Fan Fiction: Writers, Readers, and Enablers
This thread is for fanfic recs, links, and discussion, but not for actual posting of fanfic.
I have to admit, I'll choose a well-written and constructed plotty story over the best-written relationship story. But that's just me.
Nope, it's not just you.
It's a matter of taste, as are most things. I love plotty gen. I live for plotty gen. I'm frequently bored by relationship stories where the primary end point is to get two characters together, unless the romance is happening within the context of a larger story. Not that I dislike romance per se--it's just that a writer has to work harder for me to get into a shippy story, with lyrical prose, superlative characterizations, etc. than another writer who already has a rollicking plot to offer. And it takes even *more* work on the writer's part to sell me on a UC pairing, het or slash (with a few exceptions for my particular soft spots, e.g. cough Faith/Wes cough.)
On 'hey, this is just me and my issues' category, I don't like too much explicit sex in my stories. I like the UST and the undercurrents and things left unsaid, and often skim over the smut. This is in contrast to a lot of readers and excellent writers who write fanfic to explore emotional/sexual subtexts suggested on the show. Which is one of the main reasons cited when people are asked why they read/write fic. It just doesn't rank as high on my list of reasons for reading fic.
I can't say, not being a writer, whether it's harder to write plot or sex scenes. What I *can* say is, it's deuced harder for me to find a satisfying plotty gen than a well-written relationship story, at least in the particular fandom I'm reading in right now (Stargate SG-1.)
S'weird for me. When I write a fic, I have an idea of how it ends, then wonder how it starts. When I get that, I start to write. The dialogue just happens, and where that dialogue takes me, I write scenes, until I get to where the story is meant to end. And badaboom, the story ends.
Every so often I'll have a couple of scenes I want to be in the story. Other than that, I let my nose lead me.
I write different ways.
Right now I have a story, I know what I want to happen, I know how I want it to end, but I'm not sure how I want it exactly to start. I even have the last line. This isn't how I've written before.
I just get an idea and work with it, sometimes the idea changes into something else...I start out writing one thing and the character leads me somewhere else.
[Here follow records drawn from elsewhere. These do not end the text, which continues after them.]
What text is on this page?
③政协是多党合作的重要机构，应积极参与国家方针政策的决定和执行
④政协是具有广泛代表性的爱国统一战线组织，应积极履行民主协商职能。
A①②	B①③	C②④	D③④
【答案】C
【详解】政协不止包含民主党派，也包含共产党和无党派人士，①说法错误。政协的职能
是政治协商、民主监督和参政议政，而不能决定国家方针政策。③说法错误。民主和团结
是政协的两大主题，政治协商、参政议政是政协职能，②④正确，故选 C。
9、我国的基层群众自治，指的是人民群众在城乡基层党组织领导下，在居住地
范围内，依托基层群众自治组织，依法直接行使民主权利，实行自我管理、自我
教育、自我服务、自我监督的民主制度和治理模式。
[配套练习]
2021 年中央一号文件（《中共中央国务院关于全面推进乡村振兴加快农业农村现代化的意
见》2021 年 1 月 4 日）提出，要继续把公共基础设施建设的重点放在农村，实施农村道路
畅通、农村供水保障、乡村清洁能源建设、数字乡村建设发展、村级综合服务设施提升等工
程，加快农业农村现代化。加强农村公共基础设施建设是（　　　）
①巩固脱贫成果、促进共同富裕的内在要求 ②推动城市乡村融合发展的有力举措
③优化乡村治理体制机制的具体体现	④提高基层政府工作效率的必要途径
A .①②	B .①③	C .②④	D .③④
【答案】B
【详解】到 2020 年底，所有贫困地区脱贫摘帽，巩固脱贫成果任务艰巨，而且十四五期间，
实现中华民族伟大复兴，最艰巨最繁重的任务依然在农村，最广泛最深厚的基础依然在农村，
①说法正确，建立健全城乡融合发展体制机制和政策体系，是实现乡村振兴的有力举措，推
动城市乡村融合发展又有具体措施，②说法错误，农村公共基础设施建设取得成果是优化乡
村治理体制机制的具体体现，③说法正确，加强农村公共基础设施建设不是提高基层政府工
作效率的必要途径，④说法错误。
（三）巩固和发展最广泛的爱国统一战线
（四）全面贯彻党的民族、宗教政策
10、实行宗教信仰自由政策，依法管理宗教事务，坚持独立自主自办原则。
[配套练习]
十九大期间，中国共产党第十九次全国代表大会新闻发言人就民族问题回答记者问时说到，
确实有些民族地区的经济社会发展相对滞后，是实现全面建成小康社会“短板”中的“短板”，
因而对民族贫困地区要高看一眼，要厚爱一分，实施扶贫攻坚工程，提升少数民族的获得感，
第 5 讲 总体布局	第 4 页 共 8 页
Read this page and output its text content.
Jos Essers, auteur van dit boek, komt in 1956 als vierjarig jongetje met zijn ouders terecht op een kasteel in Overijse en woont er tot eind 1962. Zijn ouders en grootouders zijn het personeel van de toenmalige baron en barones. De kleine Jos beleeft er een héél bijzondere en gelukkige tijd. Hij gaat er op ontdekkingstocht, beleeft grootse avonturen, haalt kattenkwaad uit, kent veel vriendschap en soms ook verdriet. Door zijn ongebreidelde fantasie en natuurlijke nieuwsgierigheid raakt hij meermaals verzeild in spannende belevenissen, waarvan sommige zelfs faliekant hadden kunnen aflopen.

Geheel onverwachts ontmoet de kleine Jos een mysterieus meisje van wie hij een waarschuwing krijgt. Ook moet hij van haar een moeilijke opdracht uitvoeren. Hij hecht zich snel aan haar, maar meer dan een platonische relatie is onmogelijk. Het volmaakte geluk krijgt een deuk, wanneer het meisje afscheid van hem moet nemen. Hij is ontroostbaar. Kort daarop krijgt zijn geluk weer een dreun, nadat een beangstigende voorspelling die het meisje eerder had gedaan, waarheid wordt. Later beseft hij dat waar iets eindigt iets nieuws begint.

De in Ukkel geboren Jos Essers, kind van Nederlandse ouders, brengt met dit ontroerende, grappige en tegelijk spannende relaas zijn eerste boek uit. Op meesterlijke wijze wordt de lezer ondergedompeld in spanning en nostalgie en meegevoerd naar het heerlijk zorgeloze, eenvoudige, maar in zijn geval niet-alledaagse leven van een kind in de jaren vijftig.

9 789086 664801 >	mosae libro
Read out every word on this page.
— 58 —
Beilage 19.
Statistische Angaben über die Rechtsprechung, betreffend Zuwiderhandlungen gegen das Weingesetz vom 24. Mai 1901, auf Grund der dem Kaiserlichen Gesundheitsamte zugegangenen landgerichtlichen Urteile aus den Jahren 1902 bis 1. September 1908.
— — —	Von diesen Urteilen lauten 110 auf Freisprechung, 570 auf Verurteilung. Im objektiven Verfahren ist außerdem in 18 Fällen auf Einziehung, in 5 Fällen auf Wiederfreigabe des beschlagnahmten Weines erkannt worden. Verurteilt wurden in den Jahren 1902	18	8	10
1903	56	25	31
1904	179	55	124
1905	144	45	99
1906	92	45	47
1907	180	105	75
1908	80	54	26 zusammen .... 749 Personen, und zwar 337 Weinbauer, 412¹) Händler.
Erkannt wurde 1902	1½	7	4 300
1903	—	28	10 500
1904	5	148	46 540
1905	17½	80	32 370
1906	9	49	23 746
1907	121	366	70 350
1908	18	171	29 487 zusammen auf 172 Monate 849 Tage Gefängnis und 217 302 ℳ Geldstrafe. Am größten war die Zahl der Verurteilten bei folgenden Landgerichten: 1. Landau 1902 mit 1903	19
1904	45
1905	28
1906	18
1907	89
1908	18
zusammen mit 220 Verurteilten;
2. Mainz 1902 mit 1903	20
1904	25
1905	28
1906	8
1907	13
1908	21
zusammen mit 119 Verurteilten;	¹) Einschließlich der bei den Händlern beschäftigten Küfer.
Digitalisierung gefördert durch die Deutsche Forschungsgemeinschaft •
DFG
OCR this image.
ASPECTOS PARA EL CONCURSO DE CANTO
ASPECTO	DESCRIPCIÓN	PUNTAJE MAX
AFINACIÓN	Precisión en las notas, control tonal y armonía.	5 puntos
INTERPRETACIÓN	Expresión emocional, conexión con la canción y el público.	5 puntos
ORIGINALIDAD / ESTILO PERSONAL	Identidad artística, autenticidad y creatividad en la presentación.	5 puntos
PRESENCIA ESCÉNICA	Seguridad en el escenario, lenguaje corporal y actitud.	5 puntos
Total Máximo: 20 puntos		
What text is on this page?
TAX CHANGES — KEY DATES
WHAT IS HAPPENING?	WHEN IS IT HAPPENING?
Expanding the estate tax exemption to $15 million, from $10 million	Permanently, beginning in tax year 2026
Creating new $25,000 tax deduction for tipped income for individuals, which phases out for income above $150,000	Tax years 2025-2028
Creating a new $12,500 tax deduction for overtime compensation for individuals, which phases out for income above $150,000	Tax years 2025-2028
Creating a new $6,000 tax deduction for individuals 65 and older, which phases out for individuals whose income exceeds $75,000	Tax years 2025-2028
I say this as if I've written a great many stories.
I normally have some idea of where it ends, in the longer pieces. Heck, I write patchwork style, with the ending sometimes coming long before the middle. I hear and see the scenes (or smell them), and then I write them.
Of course, I'm 2600 words into something right now and the path in front of me is clear as mud, which is... odd.
There have been a couple stories, three, actually, where I thought they were dead in the water, and suddenly--POW, they picked up and finished themselves. (For those playing at home, Acceptable Losses, Upside Down, and Dark They Were were all in the compost heap, yet all turned out fairly well, which is why I never throw anything away.)
What about the rest of you? Zombie bunnies come back to bite you?
Yeah me too. I always know how it will end. But the characters have a way of dictating how you get there. Even when you think they're under your control. :-)
PMM: I'm 4,500 words into something, with an absolutely crystal clear knowledge of how I want it to end. Unfortunately I fear it will take about another 100,000 words to get there. Which is vaguely off putting. :-)
Amazing conversation y'all had going here.
Can I raise my hand and say I can't tell one from another, and I just write stuff?
(ducking, but it's on the true side of true)
This is the first time I ever knew how it was going to end before I started.
The end was the idea...which is odd.
Sometimes I get an image in my head or hear a line spoken (not really of dialouge but a character talking).
Once the original idea got written right out of the story.
I wrote
Two Ravens
as a stand alone. Then Spike started talking to me and I realised that there were somehow a lot of throwaway bits in TR that were essential to the story he wanted to tell. Then people started provoking me and I wrote the entire freaking gang.
I frequently have no idea where things are going.
In terms of what I read (fan and original fic) I'll frequently continue to read a silly plot if there are good characters and relationship - a good plot with wooden characters? Not so interesting to me.
askye: S'weird. I've never been able to write unless I have an absolute steel glad knowledge of how it's going to end. I just feel I'd be totally adrift if I didn't know how a story was to end.
The coolest thing EVER, (I was telling Ple this last night) was when I was writing Dream Forever, my frist BtVS story. I wrote it back when we were on TT and I literarly was writing it while posting in Bitches. I would write some and read and think and write some more.
The coolest thing ever part is when I posted the ending and EVERYONE howled "noooo! noooo!" which was the exact reaction I was hoping for.
By the way UTTAD, Dream Forever is a general story that at the time it was written, fit into canon.